I go to Gold’s Gym, perhaps the closest I would ever get to the A-listers. Not that I want to get any closer, just mentioning. Gold’s Gym is unlike any gym I have ever been to, well that’s not too may, but quite a few you know. It’s the first gym, where I don’t queue up for the treadmill; where machines don’t make my hands greasy; where I find more than two nine pound dumbbells, where I don’t cringe at the thought of using the mat; where every single air conditioner works and so does every cardio machine; where there are 4 awesome instructors, all of them awesome; where I look forward to those post workout showers; where the locker room looks exactly like how random sweet teenage movies on HBO told us would, where every corner is squeaky clean and often pretty; this is the gym, which I have been most regular to.
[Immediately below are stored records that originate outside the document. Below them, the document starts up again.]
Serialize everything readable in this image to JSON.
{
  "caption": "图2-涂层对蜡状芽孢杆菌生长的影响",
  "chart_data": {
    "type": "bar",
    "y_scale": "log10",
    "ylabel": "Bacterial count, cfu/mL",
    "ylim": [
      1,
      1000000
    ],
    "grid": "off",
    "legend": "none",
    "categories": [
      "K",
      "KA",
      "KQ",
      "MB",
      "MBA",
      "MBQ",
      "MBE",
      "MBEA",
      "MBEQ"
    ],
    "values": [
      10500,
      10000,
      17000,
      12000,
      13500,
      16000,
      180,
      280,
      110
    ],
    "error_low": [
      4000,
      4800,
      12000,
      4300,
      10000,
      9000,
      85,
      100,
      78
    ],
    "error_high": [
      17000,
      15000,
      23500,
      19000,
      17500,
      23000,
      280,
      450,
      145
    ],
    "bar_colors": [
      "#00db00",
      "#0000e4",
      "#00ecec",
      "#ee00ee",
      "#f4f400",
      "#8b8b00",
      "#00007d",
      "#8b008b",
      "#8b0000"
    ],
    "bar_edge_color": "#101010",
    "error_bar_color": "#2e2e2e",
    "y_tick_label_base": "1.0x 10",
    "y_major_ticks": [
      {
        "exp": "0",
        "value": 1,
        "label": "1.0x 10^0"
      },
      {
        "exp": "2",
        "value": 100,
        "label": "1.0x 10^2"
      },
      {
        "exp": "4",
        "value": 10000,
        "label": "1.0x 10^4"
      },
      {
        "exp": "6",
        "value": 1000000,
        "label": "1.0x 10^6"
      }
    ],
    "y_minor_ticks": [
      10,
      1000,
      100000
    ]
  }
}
And this is also the gym, where people [both men and women] come to feel good and just that; where lonely married women come to seek single men; where lonelier married men come to run away from the domestic hum-drum; where the rich and the beautiful come to be reassured they are rich and beautiful; where pleasantly plump young girls come to shed the flab and regain their sense of worth; where the not so pleasantly plump ladies sweat hard [or so they think] to reclaim their husbands or whatever that was once theirs.
Gold’s Gym is a sanctuary of sorts, a kind of escape that tells you there’s hope. Maybe a lesser gym can get you the body that you seek, but not the place that you would want to run away to, each day. A place that tells you, you are okay.